Gudrun peinait à obéir. Son rêve était trop frais dans sa mémoire, et tandis que la vieille emprisonnait son regard dans le sien, elle se sentait comme la biche de sa vision. Impuissante, elle eut l'impression qu'une invisible main écartait les voiles de ses souvenirs avec brusquerie. Elle vit se dévoiler tout ce qu’elle avait omis de dire dans son récit, tout ce qui concernait l’autre en elle.

Bats-toi !

Cette fois, c’était son âme forte qui le lui enjoignait. Une détermination nouvelle envahit Gudrun. Ses épaules se redressèrent, son attitude se fit défiante et d’une pensée, elle dressa un mur entre l’esprit d’Eir et le sien.

Maintiens-la !

Sans trop savoir comment, Gudrun enserra les âmes de l’intruse entre des bras de lumière impalpables. Alors elle vit une flèche d’ombre partir d’elle-même, vers Eir.

— Que fais-tu ?

Je nous en débarrasse.

Non ! Être une meurtrière, jamais ! Gudrun se débattit, relâcha les liens de lumière et brisa le contact visuel avec Eir.

Haletantes, les deux femmes n’osaient plus se regarder. La grande Mère de la tribu du Guérisseur avait la main crispée sur son cœur. Blême et tremblante, elle se releva et toisa la convalescente. Lentement, cette dernière se força à lever les yeux vers elle.

— Je suis désolée, balbutia-t-elle. J’ai failli… Je… Ce n’était pas moi.

— Oh si. Tu as failli me tuer, jeune fille !

— Je ne voulais pas…

— Je sais.

Eir se rassit lentement en tailleur. Puis, sans transition, elle psalmodia :

Yeux blancs, âme d’argent. Mère sans peur, les tiens guideras. Yeux noirs, âme noire. Fuis alors ta tribu pour ne pas la détruire. Exile-toi ou meurs. Tu connais cela, n’est-ce pas ?

Gudrun acquiesça en silence. Où voulait en venir l’impressionnante Mère ?

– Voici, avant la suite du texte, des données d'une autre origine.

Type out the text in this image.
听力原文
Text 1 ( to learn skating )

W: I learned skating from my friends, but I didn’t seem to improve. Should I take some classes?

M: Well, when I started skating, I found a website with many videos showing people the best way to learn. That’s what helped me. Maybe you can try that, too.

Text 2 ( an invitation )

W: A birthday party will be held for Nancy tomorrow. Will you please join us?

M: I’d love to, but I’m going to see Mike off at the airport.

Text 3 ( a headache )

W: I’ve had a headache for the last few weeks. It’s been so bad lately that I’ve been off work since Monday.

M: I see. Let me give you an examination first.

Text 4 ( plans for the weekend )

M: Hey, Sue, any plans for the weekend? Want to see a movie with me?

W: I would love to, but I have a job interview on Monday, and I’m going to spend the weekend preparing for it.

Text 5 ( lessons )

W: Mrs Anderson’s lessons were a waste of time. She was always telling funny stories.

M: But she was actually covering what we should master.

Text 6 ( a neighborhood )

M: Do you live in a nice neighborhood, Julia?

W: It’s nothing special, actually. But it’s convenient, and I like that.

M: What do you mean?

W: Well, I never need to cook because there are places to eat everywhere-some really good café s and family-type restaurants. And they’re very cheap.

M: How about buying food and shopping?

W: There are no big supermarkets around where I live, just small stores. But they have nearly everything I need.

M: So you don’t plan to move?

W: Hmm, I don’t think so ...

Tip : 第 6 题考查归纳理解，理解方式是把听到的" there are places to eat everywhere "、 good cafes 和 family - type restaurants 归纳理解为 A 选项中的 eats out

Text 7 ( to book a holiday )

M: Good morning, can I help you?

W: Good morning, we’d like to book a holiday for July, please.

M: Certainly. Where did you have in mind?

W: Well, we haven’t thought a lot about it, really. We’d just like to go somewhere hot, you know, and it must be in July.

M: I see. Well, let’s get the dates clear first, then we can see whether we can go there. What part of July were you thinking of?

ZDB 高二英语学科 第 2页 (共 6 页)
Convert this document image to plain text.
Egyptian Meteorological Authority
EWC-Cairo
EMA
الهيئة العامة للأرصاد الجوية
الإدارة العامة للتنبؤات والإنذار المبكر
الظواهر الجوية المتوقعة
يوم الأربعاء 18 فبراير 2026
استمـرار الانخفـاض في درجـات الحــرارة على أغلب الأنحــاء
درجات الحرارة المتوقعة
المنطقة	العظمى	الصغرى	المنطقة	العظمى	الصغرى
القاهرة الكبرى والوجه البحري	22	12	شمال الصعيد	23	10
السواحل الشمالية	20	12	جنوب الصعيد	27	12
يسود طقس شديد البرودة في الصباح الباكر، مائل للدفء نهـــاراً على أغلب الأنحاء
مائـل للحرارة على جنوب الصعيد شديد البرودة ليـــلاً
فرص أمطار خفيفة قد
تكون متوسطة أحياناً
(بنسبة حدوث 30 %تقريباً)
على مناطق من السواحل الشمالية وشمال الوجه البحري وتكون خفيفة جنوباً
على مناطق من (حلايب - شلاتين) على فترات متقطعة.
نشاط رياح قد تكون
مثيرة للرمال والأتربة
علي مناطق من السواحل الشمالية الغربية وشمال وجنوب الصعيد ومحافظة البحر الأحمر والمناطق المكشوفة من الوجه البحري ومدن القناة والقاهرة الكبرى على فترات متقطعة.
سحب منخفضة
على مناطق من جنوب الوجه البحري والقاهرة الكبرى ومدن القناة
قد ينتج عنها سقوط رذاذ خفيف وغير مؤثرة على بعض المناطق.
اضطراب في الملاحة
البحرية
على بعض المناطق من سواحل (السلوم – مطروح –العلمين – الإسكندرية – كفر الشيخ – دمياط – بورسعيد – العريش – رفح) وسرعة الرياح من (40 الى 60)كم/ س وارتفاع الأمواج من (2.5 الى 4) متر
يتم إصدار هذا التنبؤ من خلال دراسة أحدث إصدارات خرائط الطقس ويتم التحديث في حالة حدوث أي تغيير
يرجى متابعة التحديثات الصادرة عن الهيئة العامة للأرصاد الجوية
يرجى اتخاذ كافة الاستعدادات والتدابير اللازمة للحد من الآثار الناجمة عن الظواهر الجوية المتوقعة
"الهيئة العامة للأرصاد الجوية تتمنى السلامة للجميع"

— Gudrun, ce que je m’apprête à te révéler nous met tous en danger, mais je n’ai aucun moyen de faire autrement si tu souhaites lutter contre ça toi-même. Le veux-tu ? Ou préfères-tu que d’autres se battent pour toi en te laissant dans l’ignorance de ce que j’ai vu en toi ?

Méfiance, Gudrun.

Était-elle encore sous l’influence de son rêve ? L’espace d’une seconde, elle crut voir son âme-forte derrière Eir, menaçante, féline.

— Je veux savoir.

— Tes yeux sont anormaux. Gudrun, je les ai vus changer pendant que je te sondais, et je ne suis pas la seule. Quand tu t’es mise en colère, quand tu a tenu tête à Anya ou à Harald pendant votre fuite éperdue, ils ont changé aussi. Tu as des yeux blancs, Gudrun, tu devrais être appelée à devenir la Mère de ta tribu. Mais quand tu te mets en colère, quand tu écoutes l’autre… Tes yeux deviennent noirs, Gudrun. Il t’es donc impossible de devenir Mère. Deux-Âmes tu devrais être, mais Trois-Âmes tu es car deux esprits t’ont investie au cours de la cérémonie interrompue par les Rougeâmes. C’est impossible en temps normal. Et pourtant, cela s’est produit. Cela ne peut signifier qu’une chose : elle est de retour.